Ah, oui… Deux témoins ne se sont pas présentés : le témoin 105 et le témoin 89. Les parties renoncent-elles à l’audition de ces témoins ?

Me. CARLIER : Monsieur le président, c’étaient des témoins qui avaient déjà été convoqués antérieurement et qui s’étaient présentés puisqu’on les a reportés aujourd’hui, donc, je suis un peu étonné effectivement de leur absence. Je souhaiterais qu’on les interpelle et qu’on les re-convoque.

Le Président : A ma connaissance, ils ont été contactés et touchés.

[Inaudible]

Me. CARLIER : Parce qu’on n’a pas d’accusé de réception.

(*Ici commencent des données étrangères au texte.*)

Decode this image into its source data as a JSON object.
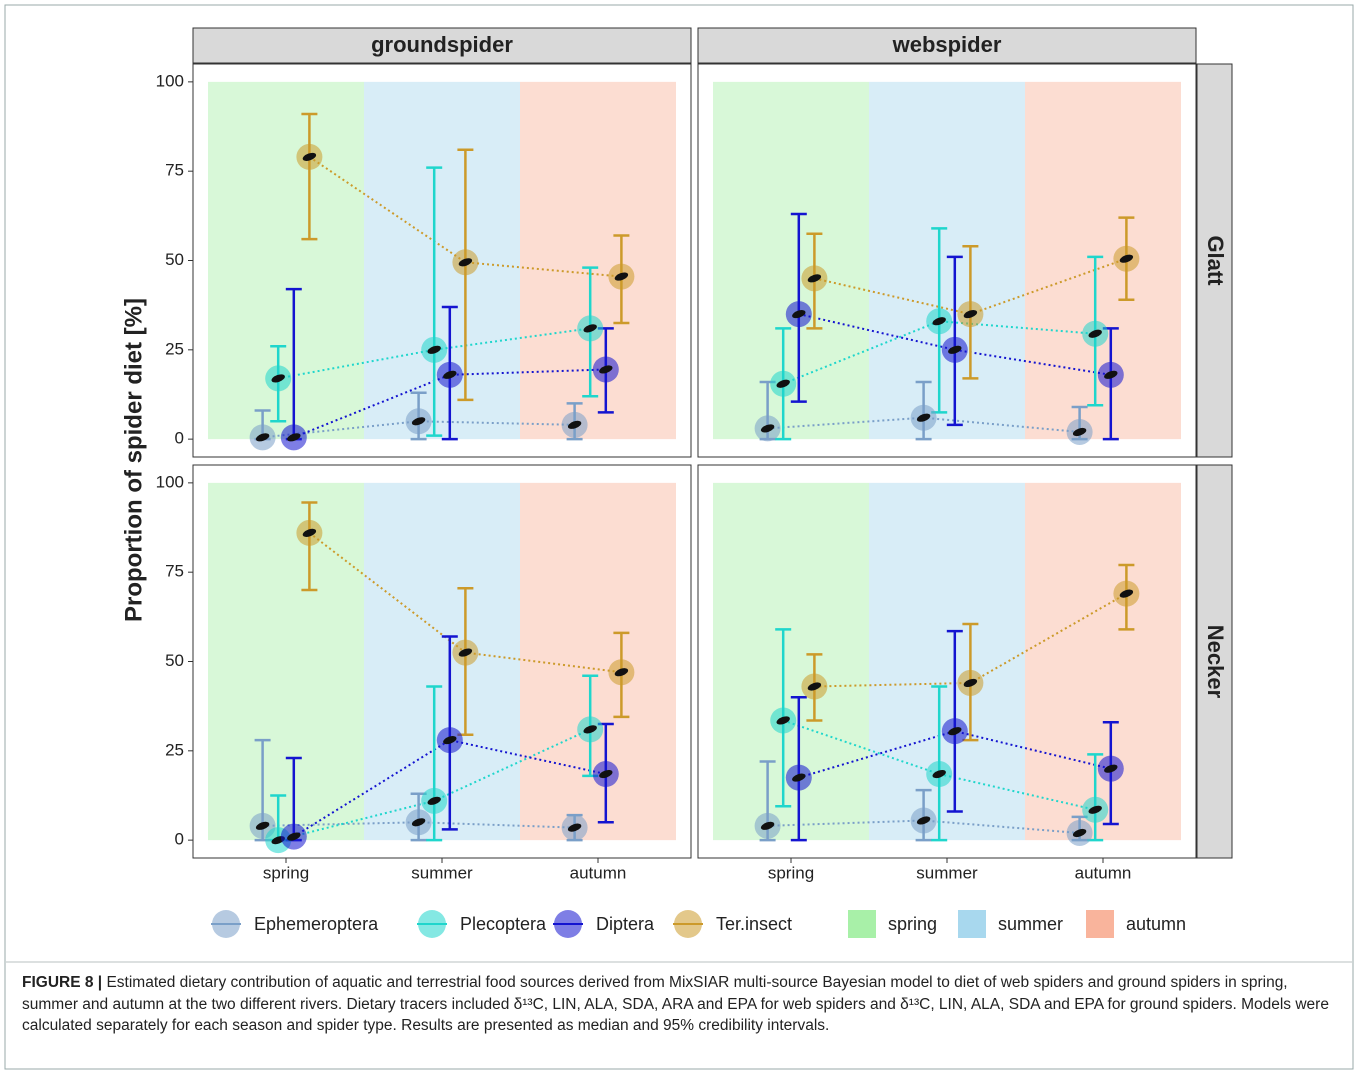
{
  "chart_data": {
    "type": "pointrange",
    "ylabel": "Proportion of spider diet [%]",
    "columns": [
      "groundspider",
      "webspider"
    ],
    "rows": [
      "Glatt",
      "Necker"
    ],
    "categories": [
      "spring",
      "summer",
      "autumn"
    ],
    "category_colors": [
      "#a8f0a8",
      "#a8d8ee",
      "#f9b49c"
    ],
    "ylim": [
      -5,
      105
    ],
    "yticks": [
      0,
      25,
      50,
      75,
      100
    ],
    "series": [
      {
        "name": "Ephemeroptera",
        "color": "#7a9fc8"
      },
      {
        "name": "Plecoptera",
        "color": "#1fd6cc"
      },
      {
        "name": "Diptera",
        "color": "#1414d0"
      },
      {
        "name": "Ter.insect",
        "color": "#cc9a2a"
      }
    ],
    "panels": [
      {
        "series": [
          {
            "values": [
              0.5,
              5,
              4
            ],
            "lower": [
              0,
              0,
              0
            ],
            "upper": [
              8,
              13,
              10
            ]
          },
          {
            "values": [
              17,
              25,
              31
            ],
            "lower": [
              5,
              1,
              12
            ],
            "upper": [
              26,
              76,
              48
            ]
          },
          {
            "values": [
              0.5,
              18,
              19.5
            ],
            "lower": [
              0,
              0,
              7.5
            ],
            "upper": [
              42,
              37,
              31
            ]
          },
          {
            "values": [
              79,
              49.5,
              45.5
            ],
            "lower": [
              56,
              11,
              32.5
            ],
            "upper": [
              91,
              81,
              57
            ]
          }
        ]
      },
      {
        "series": [
          {
            "values": [
              3,
              6,
              2
            ],
            "lower": [
              0,
              0,
              0
            ],
            "upper": [
              16,
              16,
              9
            ]
          },
          {
            "values": [
              15.5,
              33,
              29.5
            ],
            "lower": [
              0,
              7.5,
              9.5
            ],
            "upper": [
              31,
              59,
              51
            ]
          },
          {
            "values": [
              35,
              25,
              18
            ],
            "lower": [
              10.5,
              4,
              0
            ],
            "upper": [
              63,
              51,
              31
            ]
          },
          {
            "values": [
              45,
              35,
              50.5
            ],
            "lower": [
              31,
              17,
              39
            ],
            "upper": [
              57.5,
              54,
              62
            ]
          }
        ]
      },
      {
        "series": [
          {
            "values": [
              4,
              5,
              3.5
            ],
            "lower": [
              0,
              0,
              0
            ],
            "upper": [
              28,
              13,
              7
            ]
          },
          {
            "values": [
              0,
              11,
              31
            ],
            "lower": [
              0,
              0,
              18
            ],
            "upper": [
              12.5,
              43,
              46
            ]
          },
          {
            "values": [
              1,
              28,
              18.5
            ],
            "lower": [
              0,
              3,
              5
            ],
            "upper": [
              23,
              57,
              32.5
            ]
          },
          {
            "values": [
              86,
              52.5,
              47
            ],
            "lower": [
              70,
              29.5,
              34.5
            ],
            "upper": [
              94.5,
              70.5,
              58
            ]
          }
        ]
      },
      {
        "series": [
          {
            "values": [
              4,
              5.5,
              2
            ],
            "lower": [
              0,
              0,
              0
            ],
            "upper": [
              22,
              14,
              6.5
            ]
          },
          {
            "values": [
              33.5,
              18.5,
              8.5
            ],
            "lower": [
              9.5,
              0,
              0
            ],
            "upper": [
              59,
              43,
              24
            ]
          },
          {
            "values": [
              17.5,
              30.5,
              20
            ],
            "lower": [
              0,
              8,
              4.5
            ],
            "upper": [
              40,
              58.5,
              33
            ]
          },
          {
            "values": [
              43,
              44,
              69
            ],
            "lower": [
              33.5,
              28,
              59
            ],
            "upper": [
              52,
              60.5,
              77
            ]
          }
        ]
      }
    ]
  },
  "caption": {
    "label": "FIGURE 8 |",
    "text": "Estimated dietary contribution of aquatic and terrestrial food sources derived from MixSIAR multi-source Bayesian model to diet of web spiders and ground spiders in spring, summer and autumn at the two different rivers. Dietary tracers included δ¹³C, LIN, ALA, SDA, ARA and EPA for web spiders and δ¹³C, LIN, ALA, SDA and EPA for ground spiders. Models were calculated separately for each season and spider type. Results are presented as median and 95% credibility intervals."
  }
}
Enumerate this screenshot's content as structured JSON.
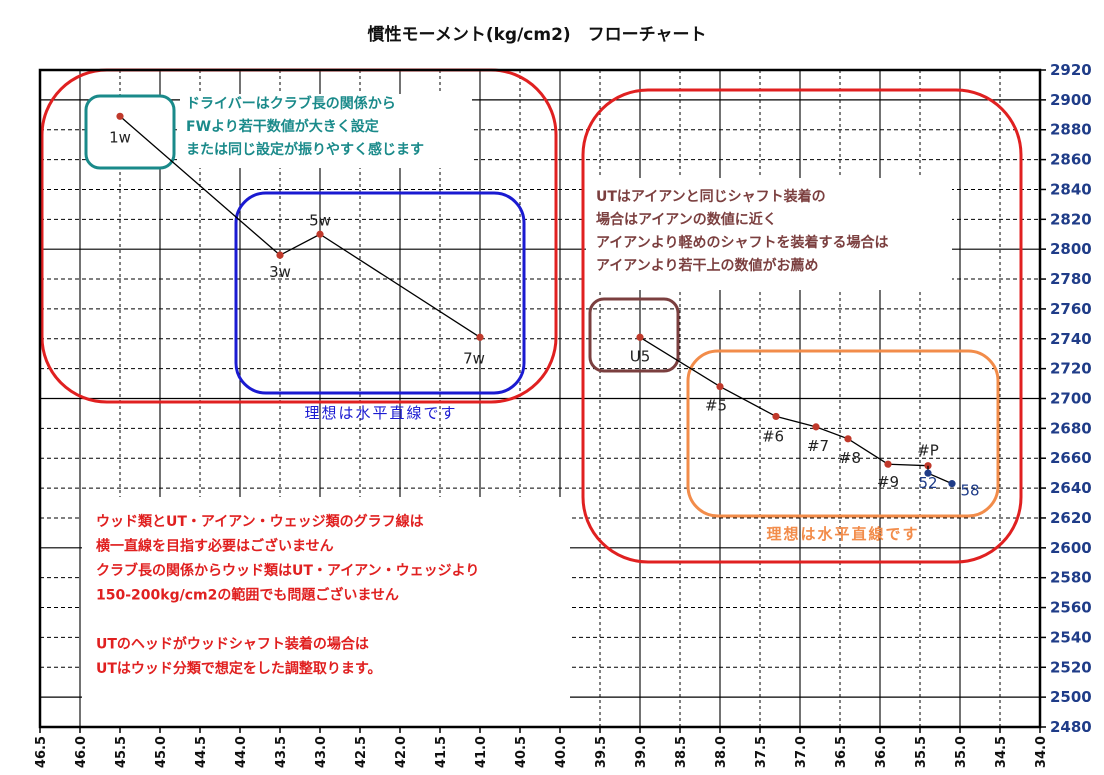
{
  "chart_data": {
    "type": "line",
    "title": "慣性モーメント(kg/cm2)　フローチャート",
    "xlim": [
      46.5,
      34.0
    ],
    "x_axis_reversed": true,
    "ylim": [
      2480,
      2920
    ],
    "x_ticks": [
      "46.5",
      "46.0",
      "45.5",
      "45.0",
      "44.5",
      "44.0",
      "43.5",
      "43.0",
      "42.5",
      "42.0",
      "41.5",
      "41.0",
      "40.5",
      "40.0",
      "39.5",
      "39.0",
      "38.5",
      "38.0",
      "37.5",
      "37.0",
      "36.5",
      "36.0",
      "35.5",
      "35.0",
      "34.5",
      "34.0"
    ],
    "y_ticks": [
      "2480",
      "2500",
      "2520",
      "2540",
      "2560",
      "2580",
      "2600",
      "2620",
      "2640",
      "2660",
      "2680",
      "2700",
      "2720",
      "2740",
      "2760",
      "2780",
      "2800",
      "2820",
      "2840",
      "2860",
      "2880",
      "2900",
      "2920"
    ],
    "grid": true,
    "y_axis_side": "right",
    "y_tick_color": "#1f3c88",
    "series": [
      {
        "points": [
          {
            "label": "1w",
            "x": 45.5,
            "y": 2889
          },
          {
            "label": "3w",
            "x": 43.5,
            "y": 2796
          },
          {
            "label": "5w",
            "x": 43.0,
            "y": 2810
          },
          {
            "label": "7w",
            "x": 41.0,
            "y": 2741
          }
        ],
        "marker_color": "#c0392b"
      },
      {
        "points": [
          {
            "label": "U5",
            "x": 39.0,
            "y": 2741
          },
          {
            "label": "#5",
            "x": 38.0,
            "y": 2708
          },
          {
            "label": "#6",
            "x": 37.3,
            "y": 2688
          },
          {
            "label": "#7",
            "x": 36.8,
            "y": 2681
          },
          {
            "label": "#8",
            "x": 36.4,
            "y": 2673
          },
          {
            "label": "#9",
            "x": 35.9,
            "y": 2656
          },
          {
            "label": "#P",
            "x": 35.4,
            "y": 2655
          }
        ],
        "marker_color": "#c0392b"
      },
      {
        "points": [
          {
            "label": "#P",
            "x": 35.4,
            "y": 2655
          },
          {
            "label": "52",
            "x": 35.4,
            "y": 2650
          },
          {
            "label": "58",
            "x": 35.1,
            "y": 2643
          }
        ],
        "marker_color": "#1f3c88",
        "label_color": "#1f3c88"
      }
    ],
    "annotations": [
      {
        "id": "driver-note",
        "color": "#1a8a8a",
        "lines": [
          "ドライバーはクラブ長の関係から",
          "FWより若干数値が大きく設定",
          "または同じ設定が振りやすく感じます"
        ]
      },
      {
        "id": "ut-note",
        "color": "#7b3f3f",
        "lines": [
          "UTはアイアンと同じシャフト装着の",
          "場合はアイアンの数値に近く",
          "アイアンより軽めのシャフトを装着する場合は",
          "アイアンより若干上の数値がお薦め"
        ]
      },
      {
        "id": "wood-ideal",
        "color": "#1a1ad1",
        "lines": [
          "理想は水平直線です"
        ]
      },
      {
        "id": "iron-ideal",
        "color": "#f28c4a",
        "lines": [
          "理想は水平直線です"
        ]
      },
      {
        "id": "main-note",
        "color": "#e02020",
        "lines": [
          "ウッド類とUT・アイアン・ウェッジ類のグラフ線は",
          "横一直線を目指す必要はございません",
          "クラブ長の関係からウッド類はUT・アイアン・ウェッジより",
          "150-200kg/cm2の範囲でも問題ございません",
          "",
          "UTのヘッドがウッドシャフト装着の場合は",
          "UTはウッド分類で想定をした調整取ります。"
        ]
      }
    ],
    "highlight_boxes": [
      {
        "name": "wood-group",
        "color": "#e02020"
      },
      {
        "name": "iron-group",
        "color": "#e02020"
      },
      {
        "name": "driver-box",
        "color": "#1a8a8a"
      },
      {
        "name": "fw-ideal-box",
        "color": "#1a1ad1"
      },
      {
        "name": "ut-box",
        "color": "#7b3f3f"
      },
      {
        "name": "iron-ideal-box",
        "color": "#f28c4a"
      }
    ]
  }
}
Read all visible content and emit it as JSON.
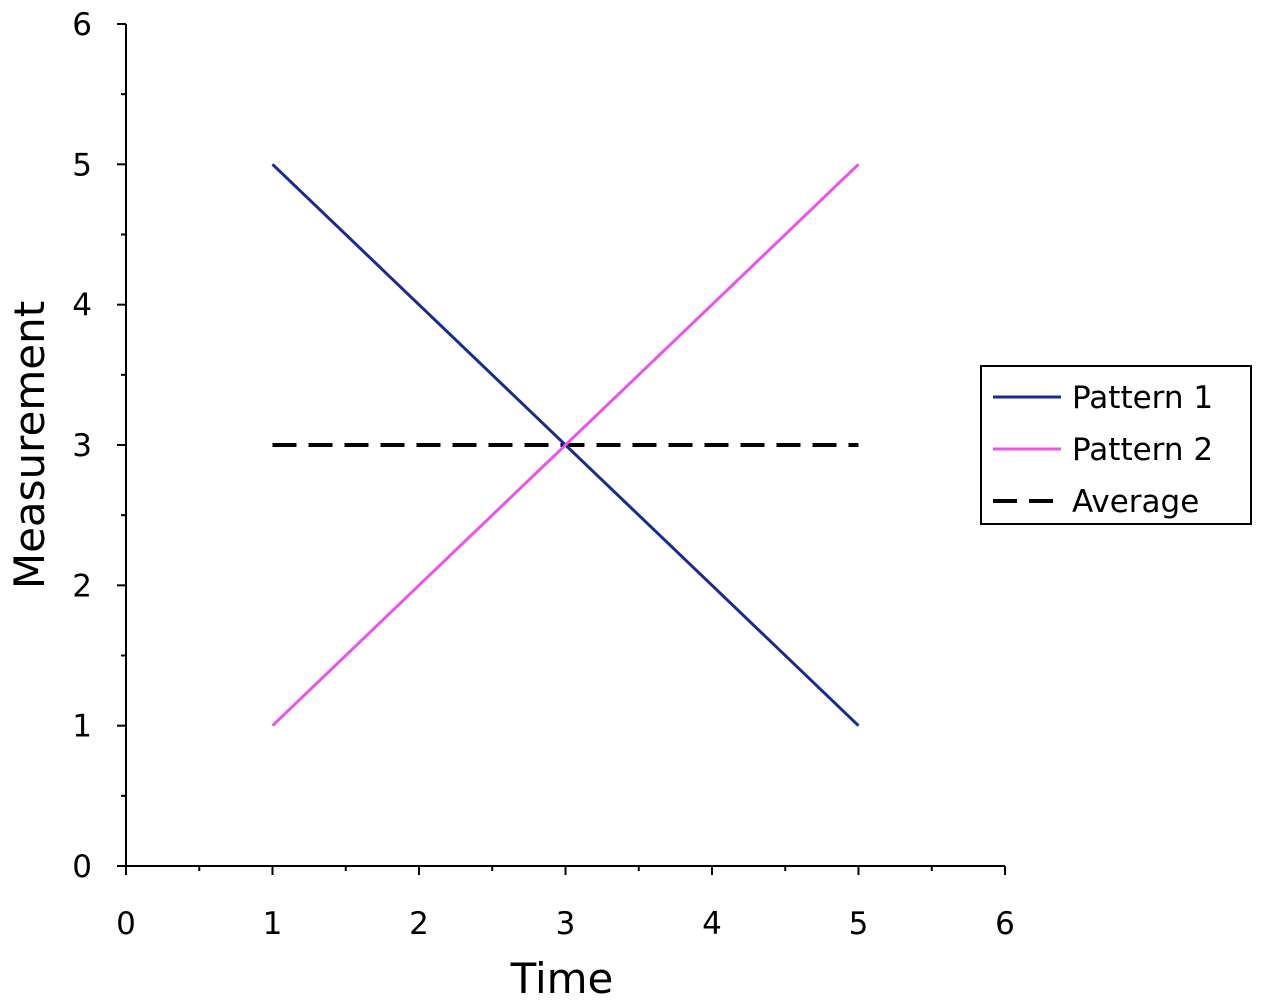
{
  "chart_data": {
    "type": "line",
    "title": "",
    "xlabel": "Time",
    "ylabel": "Measurement",
    "xlim": [
      0,
      6
    ],
    "ylim": [
      0,
      6
    ],
    "x_ticks": [
      "0",
      "1",
      "2",
      "3",
      "4",
      "5",
      "6"
    ],
    "y_ticks": [
      "0",
      "1",
      "2",
      "3",
      "4",
      "5",
      "6"
    ],
    "minor_ticks": true,
    "grid": false,
    "legend_position": "right",
    "series": [
      {
        "name": "Pattern 1",
        "color": "#1a2b8c",
        "style": "solid",
        "x": [
          1,
          5
        ],
        "y": [
          5,
          1
        ]
      },
      {
        "name": "Pattern 2",
        "color": "#e855e8",
        "style": "solid",
        "x": [
          1,
          5
        ],
        "y": [
          1,
          5
        ]
      },
      {
        "name": "Average",
        "color": "#000000",
        "style": "dashed",
        "x": [
          1,
          5
        ],
        "y": [
          3,
          3
        ]
      }
    ]
  }
}
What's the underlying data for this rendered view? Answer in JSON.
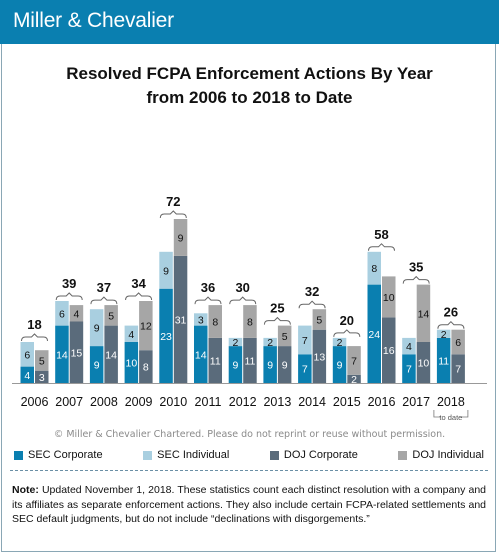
{
  "brand": "Miller & Chevalier",
  "copyright": "© Miller & Chevalier Chartered. Please do not reprint or reuse without permission.",
  "note": {
    "label": "Note:",
    "text": "Updated November 1, 2018. These statistics count each distinct resolution with a company and its affiliates as separate enforcement actions. They also include certain FCPA-related settlements and SEC default judgments, but do not include “declinations with disgorgements.”"
  },
  "colors": {
    "sec_corporate": "#0a7fb0",
    "sec_individual": "#a9cfe0",
    "doj_corporate": "#5a6b7b",
    "doj_individual": "#a6a6a6",
    "header": "#0a7fb0"
  },
  "chart_data": {
    "type": "bar",
    "title": [
      "Resolved FCPA Enforcement Actions By Year",
      "from 2006 to 2018 to Date"
    ],
    "categories": [
      "2006",
      "2007",
      "2008",
      "2009",
      "2010",
      "2011",
      "2012",
      "2013",
      "2014",
      "2015",
      "2016",
      "2017",
      "2018"
    ],
    "category_note": {
      "2018": "to date"
    },
    "groups": [
      {
        "name": "SEC",
        "stack": [
          "SEC Corporate",
          "SEC Individual"
        ]
      },
      {
        "name": "DOJ",
        "stack": [
          "DOJ Corporate",
          "DOJ Individual"
        ]
      }
    ],
    "series": [
      {
        "name": "SEC Corporate",
        "values": [
          4,
          14,
          9,
          10,
          23,
          14,
          9,
          9,
          7,
          9,
          24,
          7,
          11
        ]
      },
      {
        "name": "SEC Individual",
        "values": [
          6,
          6,
          9,
          4,
          9,
          3,
          2,
          2,
          7,
          2,
          8,
          4,
          2
        ]
      },
      {
        "name": "DOJ Corporate",
        "values": [
          3,
          15,
          14,
          8,
          31,
          11,
          11,
          9,
          13,
          2,
          16,
          10,
          7
        ]
      },
      {
        "name": "DOJ Individual",
        "values": [
          5,
          4,
          5,
          12,
          9,
          8,
          8,
          5,
          5,
          7,
          10,
          14,
          6
        ]
      }
    ],
    "totals": [
      18,
      39,
      37,
      34,
      72,
      36,
      30,
      25,
      32,
      20,
      58,
      35,
      26
    ],
    "legend_position": "bottom",
    "grid": false
  }
}
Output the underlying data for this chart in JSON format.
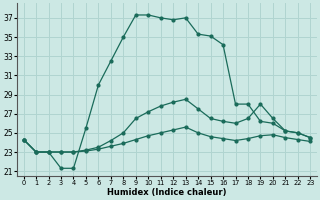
{
  "title": "",
  "xlabel": "Humidex (Indice chaleur)",
  "bg_color": "#cce8e4",
  "grid_color": "#b0d4d0",
  "line_color": "#1a6b5a",
  "xlim": [
    -0.5,
    23.5
  ],
  "ylim": [
    20.5,
    38.5
  ],
  "xticks": [
    0,
    1,
    2,
    3,
    4,
    5,
    6,
    7,
    8,
    9,
    10,
    11,
    12,
    13,
    14,
    15,
    16,
    17,
    18,
    19,
    20,
    21,
    22,
    23
  ],
  "yticks": [
    21,
    23,
    25,
    27,
    29,
    31,
    33,
    35,
    37
  ],
  "series1_x": [
    0,
    1,
    2,
    3,
    4,
    5,
    6,
    7,
    8,
    9,
    10,
    11,
    12,
    13,
    14,
    15,
    16,
    17,
    18,
    19,
    20,
    21,
    22,
    23
  ],
  "series1_y": [
    24.3,
    23.0,
    23.0,
    21.3,
    21.3,
    25.5,
    30.0,
    32.5,
    35.0,
    37.3,
    37.3,
    37.0,
    36.8,
    37.0,
    35.3,
    35.1,
    34.2,
    28.0,
    28.0,
    26.2,
    26.0,
    25.2,
    25.0,
    24.5
  ],
  "series2_x": [
    0,
    1,
    2,
    3,
    4,
    5,
    6,
    7,
    8,
    9,
    10,
    11,
    12,
    13,
    14,
    15,
    16,
    17,
    18,
    19,
    20,
    21,
    22,
    23
  ],
  "series2_y": [
    24.3,
    23.0,
    23.0,
    23.0,
    23.0,
    23.2,
    23.5,
    24.2,
    25.0,
    26.5,
    27.2,
    27.8,
    28.2,
    28.5,
    27.5,
    26.5,
    26.2,
    26.0,
    26.5,
    28.0,
    26.5,
    25.2,
    25.0,
    24.5
  ],
  "series3_x": [
    0,
    1,
    2,
    3,
    4,
    5,
    6,
    7,
    8,
    9,
    10,
    11,
    12,
    13,
    14,
    15,
    16,
    17,
    18,
    19,
    20,
    21,
    22,
    23
  ],
  "series3_y": [
    24.3,
    23.0,
    23.0,
    23.0,
    23.0,
    23.1,
    23.3,
    23.6,
    23.9,
    24.3,
    24.7,
    25.0,
    25.3,
    25.6,
    25.0,
    24.6,
    24.4,
    24.2,
    24.4,
    24.7,
    24.8,
    24.5,
    24.3,
    24.1
  ]
}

Le Président : On n’a pas d’accusé de réception pour aucun des deux ?

Me. CARLIER : Parce qu’ils avaient été présents, je sais pas c’était pas la semaine dernière ou la semaine d’avant.

Le Président : Oui, oui, oui, oui. Bien, on va vérifier. Donc, on laisse en suspend le problème. On vérifiera s’ils ont été ré-avertis pour aujourd’hui et s’ils ont reçu l’avis pour aujourd’hui. Parce que je me demande si Monsieur le témoin 89 notamment n’avait pas été avisé verbalement de se présenter le 11 mai.

[Inaudible]

Le Président : Oui. Oui, mais moi, je ne vais pas tenir le jury jusqu’à 7h et demie du soir. Je suis désolé. Le témoin se représentera demain à 11h.

Oui ?

Me. de CLETY : Je vous remercie, Monsieur le président. Donc, pour… pour demain donc, il y a trois témoins prévus dans l’affaire de Sovu, qui ne viennent pas, c’est bien MUKABUTERA, le témoin 75 et le témoin 81 ?

Le Président : Qui ne viendront pas demain matin, hein. le témoin 75 se… se… viendra ; enfin, on fera le nécessaire pour qu’elle vienne le 10 mai à 10h. MUKABUTERA Adelice et le témoin 81 pour qu’elles se présentent le 11 mai à 13h30 et 14h. Monsieur le témoin 31 étant reporté à 14h30.

Me. de CLETY : Très bien et les témoins prévus l’après-midi sont, sont toujours prévus pour demain ?

Le Président : Sont toujours prévus pour l’après-midi.

Bien, eh bien, alors, je pense qu’on va suspendre l’audience maintenant et que nous la reprendrons demain, à 9h si possible, 9h05 au plus tard.